I'm happy that you enjoyed that read. I thought the paper quite convincing and well-argued.
A subversive question now arises: given the likelihood of dialectical variants in different parts of the Latin Sprachraum, and that Latin itself is naturally a stress-based rather than a quantity-based language, may there not have been already in antiquity some confusion between the stems and their meanings?
Ah! You have asked the salient question. Any confusion which existed by the time of Early Latin, and certainly by the Classical period, however, might be based on a semantic connection already lost by that time ( and, perhaps lost even by the time of Proto-Italic?). Certainly, Latin
iugum, and its antecedent, IE
yugóm, both suggest, in addition to "a joining" of beasts of burden, "a continuity" between the yoked beasts.
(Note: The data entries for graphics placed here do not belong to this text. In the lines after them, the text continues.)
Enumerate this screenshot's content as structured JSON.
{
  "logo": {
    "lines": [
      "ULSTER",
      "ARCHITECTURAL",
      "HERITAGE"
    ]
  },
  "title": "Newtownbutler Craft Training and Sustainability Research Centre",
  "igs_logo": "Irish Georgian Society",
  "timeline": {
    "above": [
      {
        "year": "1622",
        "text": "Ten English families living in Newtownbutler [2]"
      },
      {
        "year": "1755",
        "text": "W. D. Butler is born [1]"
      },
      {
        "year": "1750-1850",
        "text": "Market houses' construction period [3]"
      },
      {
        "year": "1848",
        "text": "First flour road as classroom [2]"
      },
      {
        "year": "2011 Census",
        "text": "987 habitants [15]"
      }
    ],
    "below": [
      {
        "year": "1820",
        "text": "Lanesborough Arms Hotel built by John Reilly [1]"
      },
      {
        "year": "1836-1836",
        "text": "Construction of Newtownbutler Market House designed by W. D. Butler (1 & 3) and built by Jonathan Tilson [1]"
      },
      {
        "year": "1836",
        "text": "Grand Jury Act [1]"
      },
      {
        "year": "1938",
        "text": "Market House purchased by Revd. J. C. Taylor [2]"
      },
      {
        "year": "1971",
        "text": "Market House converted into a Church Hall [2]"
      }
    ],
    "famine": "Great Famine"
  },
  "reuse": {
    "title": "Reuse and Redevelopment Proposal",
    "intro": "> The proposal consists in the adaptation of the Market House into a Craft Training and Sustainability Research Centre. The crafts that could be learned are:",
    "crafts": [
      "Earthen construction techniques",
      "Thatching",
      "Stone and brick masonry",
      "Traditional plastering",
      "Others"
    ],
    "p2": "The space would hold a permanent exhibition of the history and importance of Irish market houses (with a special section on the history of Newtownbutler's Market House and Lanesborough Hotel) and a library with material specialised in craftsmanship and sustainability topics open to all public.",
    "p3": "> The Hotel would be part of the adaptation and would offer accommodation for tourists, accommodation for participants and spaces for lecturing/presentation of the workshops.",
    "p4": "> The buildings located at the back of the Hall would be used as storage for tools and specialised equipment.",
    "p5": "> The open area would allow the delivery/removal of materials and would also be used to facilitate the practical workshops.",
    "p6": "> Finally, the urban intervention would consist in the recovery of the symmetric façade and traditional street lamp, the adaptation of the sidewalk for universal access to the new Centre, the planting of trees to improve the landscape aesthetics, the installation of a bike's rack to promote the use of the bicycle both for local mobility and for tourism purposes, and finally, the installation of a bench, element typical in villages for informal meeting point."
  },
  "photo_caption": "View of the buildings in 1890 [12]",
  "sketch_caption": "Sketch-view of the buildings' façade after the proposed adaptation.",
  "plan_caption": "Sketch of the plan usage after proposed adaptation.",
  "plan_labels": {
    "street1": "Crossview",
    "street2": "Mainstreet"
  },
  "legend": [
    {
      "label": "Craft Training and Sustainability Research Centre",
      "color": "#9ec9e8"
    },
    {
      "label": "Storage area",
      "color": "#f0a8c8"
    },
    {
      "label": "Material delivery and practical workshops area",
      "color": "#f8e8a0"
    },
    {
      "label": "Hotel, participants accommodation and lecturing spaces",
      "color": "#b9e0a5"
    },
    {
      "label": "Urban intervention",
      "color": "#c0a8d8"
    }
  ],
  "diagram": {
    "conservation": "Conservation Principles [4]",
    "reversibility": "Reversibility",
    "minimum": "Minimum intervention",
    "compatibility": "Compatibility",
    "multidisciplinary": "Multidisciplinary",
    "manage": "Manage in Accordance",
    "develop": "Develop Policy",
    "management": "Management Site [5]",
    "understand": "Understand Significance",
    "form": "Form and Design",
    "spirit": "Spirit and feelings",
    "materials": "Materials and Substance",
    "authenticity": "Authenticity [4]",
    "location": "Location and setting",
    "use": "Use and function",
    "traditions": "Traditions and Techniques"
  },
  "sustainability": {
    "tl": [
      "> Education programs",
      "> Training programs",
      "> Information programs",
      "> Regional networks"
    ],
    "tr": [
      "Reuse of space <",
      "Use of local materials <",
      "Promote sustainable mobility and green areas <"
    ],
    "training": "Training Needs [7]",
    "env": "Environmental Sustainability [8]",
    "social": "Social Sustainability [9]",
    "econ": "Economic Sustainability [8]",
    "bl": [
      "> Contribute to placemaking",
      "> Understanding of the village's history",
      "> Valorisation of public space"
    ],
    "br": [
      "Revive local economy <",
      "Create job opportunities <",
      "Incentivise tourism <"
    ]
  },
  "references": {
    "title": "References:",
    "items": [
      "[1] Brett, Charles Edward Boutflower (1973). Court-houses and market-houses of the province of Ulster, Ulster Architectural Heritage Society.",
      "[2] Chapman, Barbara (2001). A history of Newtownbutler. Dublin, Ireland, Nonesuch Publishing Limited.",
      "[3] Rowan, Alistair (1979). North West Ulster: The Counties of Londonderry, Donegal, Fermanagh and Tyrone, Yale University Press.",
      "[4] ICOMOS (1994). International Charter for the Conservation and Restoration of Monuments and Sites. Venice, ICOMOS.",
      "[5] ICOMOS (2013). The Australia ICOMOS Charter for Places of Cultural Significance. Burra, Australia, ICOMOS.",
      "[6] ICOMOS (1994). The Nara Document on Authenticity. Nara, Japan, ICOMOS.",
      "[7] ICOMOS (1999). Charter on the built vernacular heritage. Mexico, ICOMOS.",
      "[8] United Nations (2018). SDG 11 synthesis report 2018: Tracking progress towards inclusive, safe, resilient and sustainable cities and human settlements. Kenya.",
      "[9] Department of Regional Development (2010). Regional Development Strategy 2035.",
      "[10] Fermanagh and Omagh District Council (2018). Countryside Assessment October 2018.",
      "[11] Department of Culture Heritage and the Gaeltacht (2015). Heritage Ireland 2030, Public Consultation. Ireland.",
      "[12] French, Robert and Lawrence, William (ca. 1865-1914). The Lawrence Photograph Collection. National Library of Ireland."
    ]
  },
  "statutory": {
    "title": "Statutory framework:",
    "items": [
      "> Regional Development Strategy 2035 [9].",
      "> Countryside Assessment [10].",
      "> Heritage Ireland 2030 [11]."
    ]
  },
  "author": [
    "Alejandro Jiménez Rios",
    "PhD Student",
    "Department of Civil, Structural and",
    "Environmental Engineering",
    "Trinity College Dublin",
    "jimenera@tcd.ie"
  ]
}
Yugóm is from the perfective IE root
yewg- ("to join, to yoke, to tie together"). Rix, however, has suggested (1976) the reconstructed form
hyugóm (with laryngeal), which if true, would seem would make the IE root thereof:
hyewg-. The extended root form of the first element of
h₂yu-gʷih₃, h₂eyu-/ h₂óyu-, is indeed: h₂yew-. Of course
-óm (Latin
-um)is the neuter ( and, so, presumably nominalizing) suffix in the IE tradition. All this leads one to regard with suspicion, a possible semantic connection between
h₂yu-gʷih₃ on the one hand, and the noun
hyugóm (
yugóm) on the other.
Sorry to have waxed so 'linguistically theoretical' here in the Latin forum, but the natural course of the conversation seems to have led to it.